O cartão de crédito facilita e multiplica as possibilidades de negócio e permite às compradoras compulsivas – porque a maioria (90 por cento) são mulheres, tal como a maioria dos jogadores compulsivos são homens – dar rédea solta aos seus impulsos incontroláveis. O cartão de crédito permite a propagação da “epidemia oculta”, como lhe chama o psicólogo americano Lorrin Koran, investigador na Universidade de Stanford.
Atracção pelas roupas Raquel comprava roupas. Gastava muito dinheiro em coisas que não precisava, que nunca iria usar. Escolhia determinadas marcas, marcas caras; pagava com o cartão de crédito do marido. O seu comportamento dava azo a algumas discussões conjugais, mas como Raquel tinha rendimentos claramente acima da média, a patologia nunca acarretou consequências maiores em termos financeiros.

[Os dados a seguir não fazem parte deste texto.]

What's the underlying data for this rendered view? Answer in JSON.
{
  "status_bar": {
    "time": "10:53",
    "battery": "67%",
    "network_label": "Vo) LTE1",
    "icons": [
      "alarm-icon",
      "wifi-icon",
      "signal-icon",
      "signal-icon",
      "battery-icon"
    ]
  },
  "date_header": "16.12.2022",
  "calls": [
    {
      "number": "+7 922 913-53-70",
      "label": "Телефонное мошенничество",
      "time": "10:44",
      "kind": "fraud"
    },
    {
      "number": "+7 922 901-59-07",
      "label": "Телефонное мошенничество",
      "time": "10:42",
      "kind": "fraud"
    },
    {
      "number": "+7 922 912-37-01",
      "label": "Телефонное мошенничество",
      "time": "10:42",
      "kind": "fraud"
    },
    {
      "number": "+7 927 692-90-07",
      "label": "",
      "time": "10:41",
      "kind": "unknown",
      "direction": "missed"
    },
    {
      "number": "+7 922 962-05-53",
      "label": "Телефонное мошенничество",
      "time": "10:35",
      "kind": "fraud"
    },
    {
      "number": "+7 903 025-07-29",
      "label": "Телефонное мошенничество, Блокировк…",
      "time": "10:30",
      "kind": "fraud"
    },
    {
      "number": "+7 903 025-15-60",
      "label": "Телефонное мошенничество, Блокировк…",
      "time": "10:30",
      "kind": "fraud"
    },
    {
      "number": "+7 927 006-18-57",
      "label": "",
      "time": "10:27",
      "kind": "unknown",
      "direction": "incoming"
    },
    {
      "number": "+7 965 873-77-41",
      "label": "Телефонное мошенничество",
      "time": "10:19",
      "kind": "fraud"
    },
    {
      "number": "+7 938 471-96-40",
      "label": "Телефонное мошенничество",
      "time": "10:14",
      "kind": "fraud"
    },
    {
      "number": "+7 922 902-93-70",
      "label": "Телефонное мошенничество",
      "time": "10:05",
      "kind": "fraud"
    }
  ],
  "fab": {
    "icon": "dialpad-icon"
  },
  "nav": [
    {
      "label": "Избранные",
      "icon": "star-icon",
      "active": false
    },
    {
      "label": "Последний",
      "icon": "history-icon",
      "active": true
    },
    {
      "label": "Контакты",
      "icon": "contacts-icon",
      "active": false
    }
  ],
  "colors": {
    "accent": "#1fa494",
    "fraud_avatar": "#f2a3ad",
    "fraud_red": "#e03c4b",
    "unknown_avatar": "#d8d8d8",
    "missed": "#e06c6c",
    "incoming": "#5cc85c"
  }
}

Tanto é assim que Raquel só recorreu ao psiquiatra por andar extremamente deprimida. O seu comportamento de compradora compulsiva revelou-se apenas na terceira ou na quarta consulta. Raquel está um pouco melhor, ajudada pela medicação e pela denominada psicoterapia cognitivo-comportamental que, basicamente, ensina as pessoas o que não fazer. A taxa de êxito no tratamento da doença não é muito alta: “Não se pode falar de cura, apenas de melhorias significativas. Mais de metade recupera bastante, um quarto tem melhorias e o resto não reage ao tratamento”, refere o psiquiatra Rui Durval, director clínico do hospital Miguel Bombarda.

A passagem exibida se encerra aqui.